Springerville Volcanic Field

Springerville Volcanic Field

Springerville, AZ

The Springerville Volcanic Field covers approximately 1,200 square miles and contains around 400 basaltic cinder cones, making it the third-largest volcanic field in the continental United States. The field ranges in age from about 2 million to 300,000 years old. Many of the cinder cones are visible from US-60 and US-180 as distinctive dark hills dotting the grassland plateau.

Photography Guide

Best Time
golden hour
Crowds
Quiet
Shot Types
widelandscape
Best Seasons
springsummerfall
Practical Tips
Many cones are on private or tribal land; photograph from public roads or forest roads. The expansive views along US-191 north of Springerville are particularly scenic at sunset.

Author's Comments

The first time I drove US-60 east from Show Low toward Springerville, I did not realize I was crossing a volcanic field. The land reads as grassland, vast and gently rolling, and only after the second or third dark hill in the middle distance does the pattern start to register. Cinder cones. Hundreds of them. Two million years of basalt gone quiet and grassed over, scattered across twelve hundred square miles of high plateau like a slow exhalation that never quite finished. This is not a dramatic landscape in the way the canyons are dramatic. It does not announce itself. The cones are low and dark and widely spaced, and the grassland between them does most of the talking.

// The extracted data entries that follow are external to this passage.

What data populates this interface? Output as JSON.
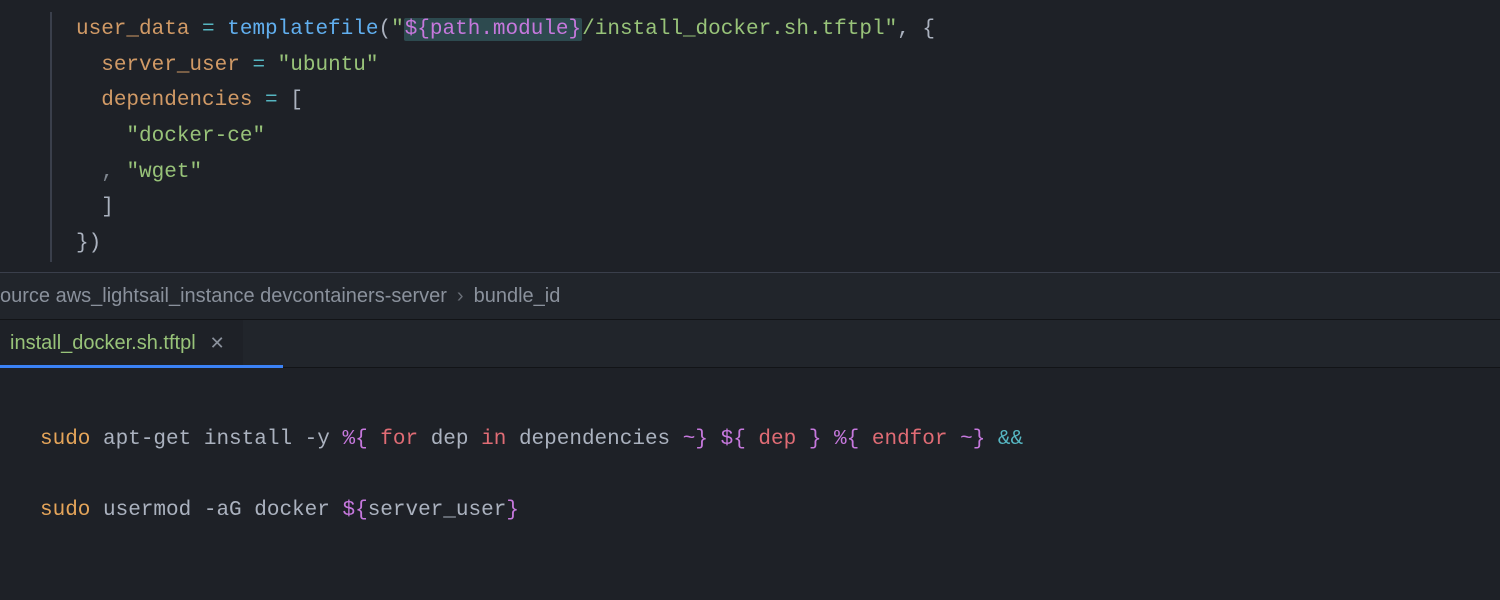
{
  "top_editor": {
    "line1": {
      "ident": "user_data",
      "eq": " = ",
      "func": "templatefile",
      "open": "(",
      "q1": "\"",
      "interp_open": "${",
      "interp_body": "path.module",
      "interp_close": "}",
      "str_tail": "/install_docker.sh.tftpl",
      "q2": "\"",
      "comma_brace": ", {"
    },
    "line2": {
      "ident": "server_user",
      "eq": " = ",
      "str": "\"ubuntu\""
    },
    "line3": {
      "ident": "dependencies",
      "eq": " = ",
      "open": "["
    },
    "line4": {
      "str": "\"docker-ce\""
    },
    "line5": {
      "comma": ", ",
      "str": "\"wget\""
    },
    "line6": {
      "close": "]"
    },
    "line7": {
      "close": "})"
    }
  },
  "breadcrumb": {
    "seg1a": "ource ",
    "seg1b": "aws_lightsail_instance",
    "seg1c": " devcontainers-server",
    "seg2": "bundle_id"
  },
  "tab": {
    "label": "install_docker.sh.tftpl"
  },
  "bottom_editor": {
    "l1": {
      "sudo": "sudo",
      "apt": " apt-get install -y ",
      "d1": "%{",
      "for": " for ",
      "dep": "dep",
      "in": " in ",
      "deps": "dependencies",
      "tilde1": " ~}",
      "sp1": " ",
      "d2": "${",
      "depvar": " dep ",
      "d2c": "}",
      "sp2": " ",
      "d3": "%{",
      "endfor": " endfor ",
      "tilde2": "~}",
      "amp": " &&"
    },
    "l2": {
      "sudo": "sudo",
      "usermod": " usermod -aG docker ",
      "d1": "${",
      "var": "server_user",
      "d1c": "}"
    }
  }
}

What you are photographing here is scale and repetition - the way one cone leads the eye to another and another, the way the plateau holds them all in the same gentle palm. Late September into October is when I find the field at its best. The grasses go gold, the air loses its summer haze, and at golden hour the cones throw long eastward shadows that finally give them dimension. US-191 north of Springerville is the drive I keep returning to. Pull over often. The composition is almost always wider than you first think. A quiet word. Much of the land here is private or tribal, and the etiquette is simple: stay on public roads, photograph from the shoulder, do not cross fence lines. The field has been here for two million years. It is not going anywhere, and there is no photograph worth making that asks otherwise.